Quoi qu’il en soit, jusqu’à nos jours, cette position reste entachée de faute morale parce que sa finalité n’est que le plaisir, et que l’on pourrait s’en passer si on visait simplement la procréation. En fait il n’est pas question de plaisir parce que le seul problème est de ne pas troubler l’ordre des choses : « l’hymen n’aura pas à s’applaudir de la complaisance de l’homme qui laisse usurper ses fonctions » écrivait De Lignac (p.298).


Au xixe siècle c’est cette « complaisance » qui étonne et qui sera au centre des réflexions médicales. L’opposition entre la « nature » active de l’homme et la passivité féminine va être renforcée de manière caricaturale. Tout comportement où un homme n’agit pas mais se laisse faire sera la preuve d’un trouble psychologique : éprouver du plaisir en abandonnant le rôle actif à la femme ne peut être que le signe d’un tempérament masochiste, voire d’une nature homosexuelle ! Ainsi c’est dans le chapitre « Masochisme » de sa Psychopathia Sexualis écrite en 1892 que Krafft-Ebing parle de l’accouplement où « la femme est placée au-dessus et l’homme au-dessous » (p.259). Aimer cette position devient un symptôme de perversité.

Plus près de nous, dans les années 60, le docteur Valensin expliquera :


Un homme est susceptible... de ressentir un plaisir inconnu dans une position coïtale subalterne et veule, de même qu’il aime être conduit en voiture ou massé par une femme ; à un degré de plus et avec l’habitude, son émoi confine au masochisme et même à la névrose d’abaissement... Des psychiatres ont suspecté la posture de l’homme semblable à celle ordinaire d’une femme d’être un signe d’homosexualité latente (cité par Zwang, p.244-245).

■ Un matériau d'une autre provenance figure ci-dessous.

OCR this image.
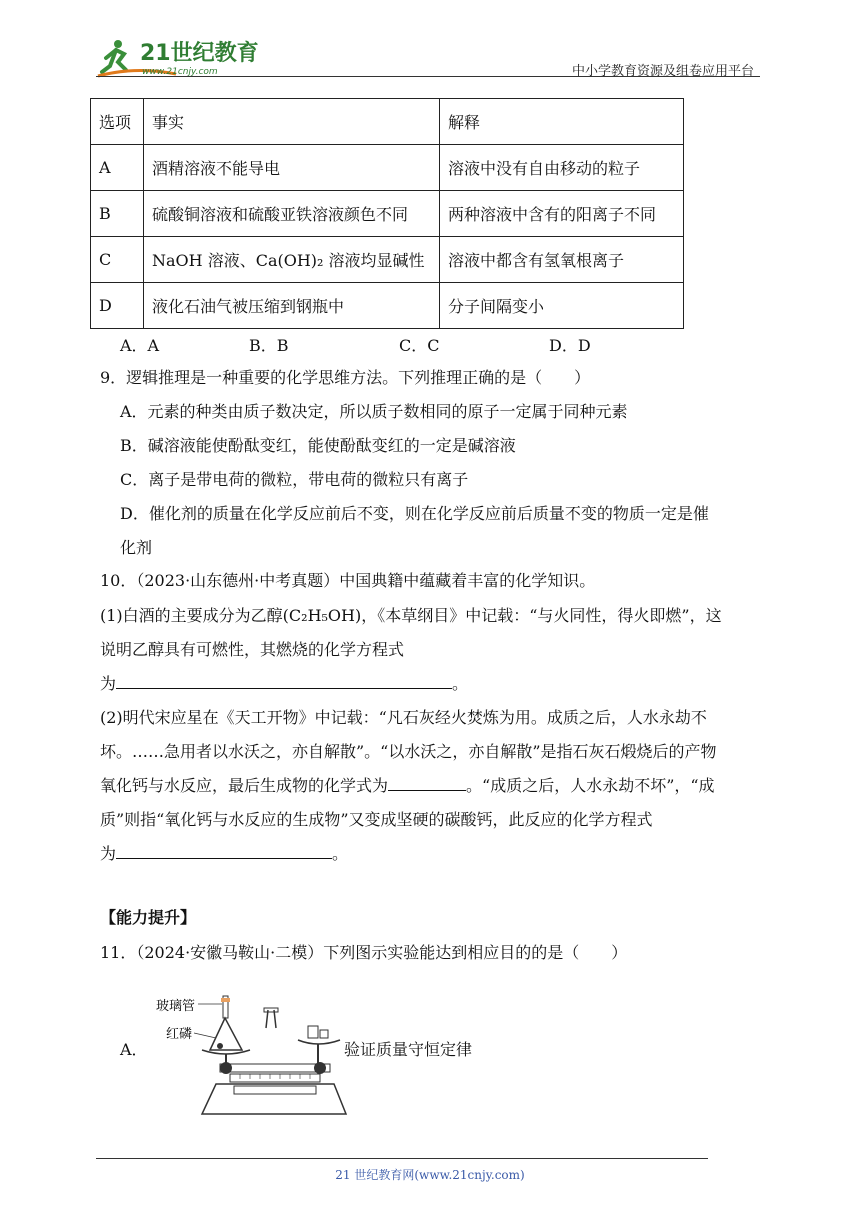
21世纪教育
www.21cnjy.com	中小学教育资源及组卷应用平台
选项	事实	解释
A	酒精溶液不能导电	溶液中没有自由移动的粒子
B	硫酸铜溶液和硫酸亚铁溶液颜色不同	两种溶液中含有的阳离子不同
C	NaOH 溶液、Ca(OH)₂ 溶液均显碱性	溶液中都含有氢氧根离子
D	液化石油气被压缩到钢瓶中	分子间隔变小
A．A	B．B	C．C	D．D
9．逻辑推理是一种重要的化学思维方法。下列推理正确的是（　　）
A．元素的种类由质子数决定，所以质子数相同的原子一定属于同种元素
B．碱溶液能使酚酞变红，能使酚酞变红的一定是碱溶液
C．离子是带电荷的微粒，带电荷的微粒只有离子
D．催化剂的质量在化学反应前后不变，则在化学反应前后质量不变的物质一定是催
化剂
10．（2023·山东德州·中考真题）中国典籍中蕴藏着丰富的化学知识。
(1)白酒的主要成分为乙醇(C₂H₅OH)，《本草纲目》中记载：“与火同性，得火即燃”，这
说明乙醇具有可燃性，其燃烧的化学方程式
为	。
(2)明代宋应星在《天工开物》中记载：“凡石灰经火焚炼为用。成质之后，人水永劫不
坏。……急用者以水沃之，亦自解散”。“以水沃之，亦自解散”是指石灰石煅烧后的产物
氧化钙与水反应，最后生成物的化学式为	。“成质之后，人水永劫不坏”，“成
质”则指“氧化钙与水反应的生成物”又变成坚硬的碳酸钙，此反应的化学方程式
为	。
【能力提升】
11．（2024·安徽马鞍山·二模）下列图示实验能达到相应目的的是（　　）
A．
玻璃管
红磷
验证质量守恒定律
21 世纪教育网(www.21cnjy.com)
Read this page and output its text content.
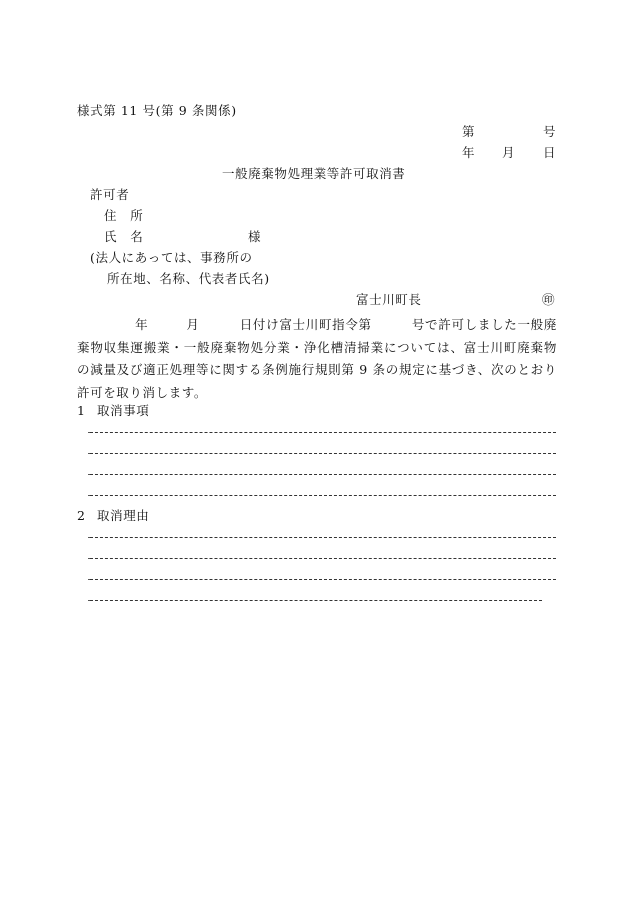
様式第 11 号(第 9 条関係)
第	号
年 月 日
一般廃棄物処理業等許可取消書
許可者
住　所
氏　名	様
(法人にあっては、事務所の
所在地、名称、代表者氏名)
富士川町長	㊞
年	月	日付け富士川町指令第	号で許可しました一般廃棄物収集運搬業・一般廃棄物処分業・浄化槽清掃業については、富士川町廃棄物の減量及び適正処理等に関する条例施行規則第 9 条の規定に基づき、次のとおり許可を取り消します。
1 取消事項
2 取消理由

Un vrai homme conduit lui-même son véhicule, et ne peut s’abandonner aux caresses jusqu’à en être ému. La phobie des comportements qui risqueraient de paraître efféminés et de faire prendre la personne pour un homosexuel est un des éléments les plus constants de la construction de la personnalité masculine dans notre civilisation. Shere Hite dans son enquête sur les hommes, et Élisabeth Badinter dans XY, de l’identité masculine, en exposent les étapes : pour être un garçon, il faut d’abord se distinguer des filles, et cela se fait dans l’enfance ; plus tard, il faudra être un vrai homme, afficher la « virilité » afin de se distinguer des hommes efféminés. Un des signes de cette évolution est que pour insulter leurs camarades les garçons les traitent de filles quand ils sont petits, de pédés à partir de l’adolescence.

Il est particulièrement instructif de voir des médecins par ailleurs si libérés des tabous de la société (et le rôle de pionnier joué par Georges Valensin pour la sexologie française est exceptionnel) entériner sans scrupules la domination masculine dans les jeux amoureux. Leurs écrits soulignent qu’on touche là à l’un des piliers essentiels de l’ordre établi : pour beaucoup d’individus l’homme doit dominer en tout sinon la société s’écroule.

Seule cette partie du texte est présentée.